Choosing the Set of Renderable Strings
Richard Wordingham via Unicode
unicode at unicode.org
Fri May 18 17:06:18 CDT 2018
On Thu, 17 May 2018 23:38:27 -0800
James Kass via Unicode <unicode at unicode.org> wrote:
> I wrote,
> > Changing the entry order to:
> > ᨽᩮᩣᨾᨶᩣᩮ
> > <LOW PHA, SIGN E, SIGN AA, MA, NA, SIGN AA, SIGN E>
> > ... forms the NAA ligature and the vowel re-ordering matches the
> > Lamphun graphic you sent. But that kludge probably breaks the
> > preferred encoding model/order.
> On the other hand, do the script users normally input the NAA ligature
> sequence first and then add any additional signs or marks? If the
> users consider NAA to be a distinct "letter", then that might explain
> why a font developed by a user accomodates the ligation for the string
> "NA" + "AA" only when nothing else appears between them. If, for
> example, there's a popular input method or keyboard driver which puts
> "NAA" on its own key, then the users will be producing data which is
> "NA" plus "AA" plus anything else.
There was a keyboard map in the zip file that you may have got the font
http://www.kengtung.org/font-download/Tai-Tham-Unicode-for-PC.zip . It
has three key symbols per key - plan, shift and capslock. All the
combinations correspond to a single character.
There's also a zip file for a non-Unicode font,
and that has a corresponding keyboard. Now, while I haven't looked at
the font, it looks like a direct key to glyph mapping, and as I would
have expected from the pre-Unicode Wat Inn hack encoding, the English
key stroke for 'o' (the key stroke for THAI CHARACTER NO NU) yields NA
and the key stroke for 'O' yields the NAA ligature. I may be wrong
about the relationship - the top vowel + tone ligatures seem to be
missing from the keyboard.
So, the evidence is ambiguous.
The dictionaries I have seen do not treat NAA as an indivisible
character - NAA plus subscript is treated differently depending on
whether the subscript phonetically precedes or follows the subscript
consonant. However, the rule that homorganic subscript precedes and
others follow the vowel works pretty well.
Now, the chanting of Pali declensions, if related to writing, should
bring home via the participles in -nt- that there is a close
relationship between <NA, subscript HIGH TA> and <NAA, subscript HIGH
TA>. It would be interesting to see how often ligation fails in
However, I think there is a different explanation for the sequence.
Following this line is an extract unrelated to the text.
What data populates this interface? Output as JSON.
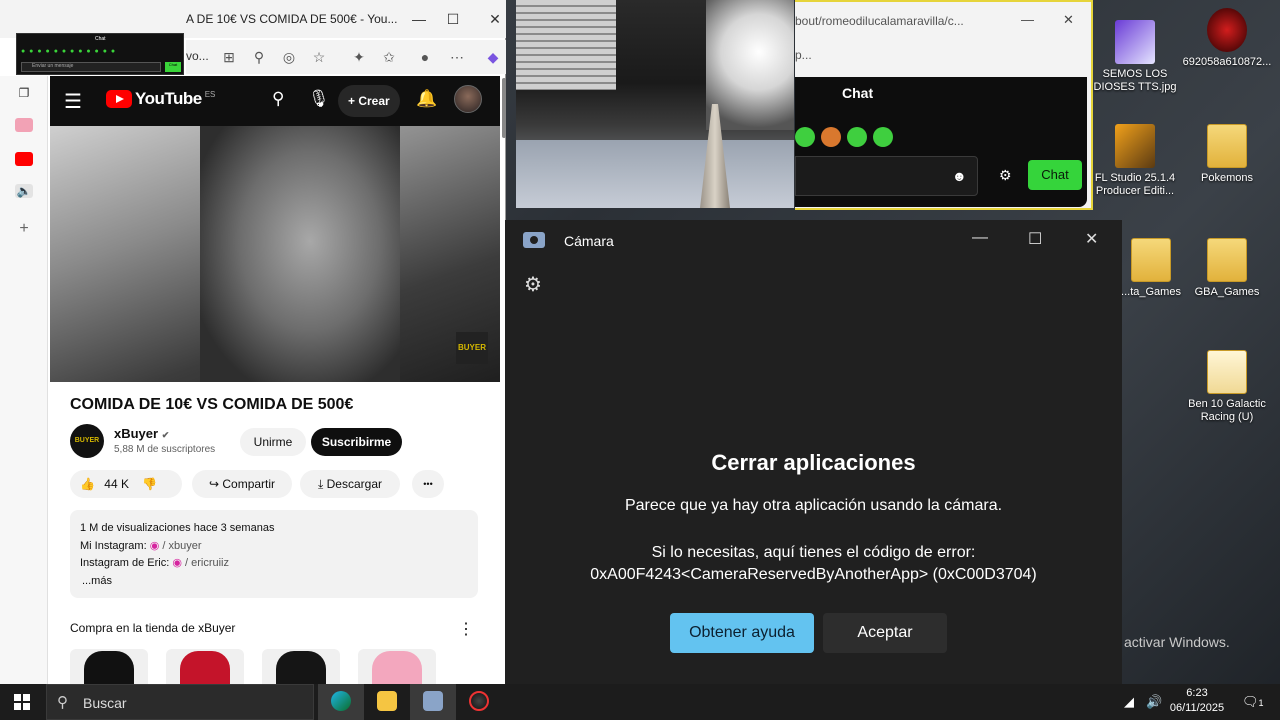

There are suggestions around that aksharas should be encoded with left
matras in second place. This makes it easier for fonts. I think we're
seeing an encoding based on ease of font design. Now, one doesn't need
this. If feature ss02 is enabled, the fonts of my Da Lekh family will
convert a transliteration of Tai Tham letters, numbers and marks to
ASCII back to the original Tai Tham text. All I need is a feature
activation, which ASCII is normally has the privilege of receiving. I
believe I could do it all by ccmp, but this feature is a fall back for
when the renderer does not support Tai Tham.
At present, Tai Tham seems to be in grave danger of breaking up into a
number of font encodings - one chooses the rendering system, and that
determines the allowed sequences, even for fairly simple words. The
Xishuangbanna News appears to be using a visual order encoding. I
suspect this works because syllables are separated by spaces, so they
don't have to worry about Indic rearrangement being applied despite the
lack of lookups for OTL script "lana".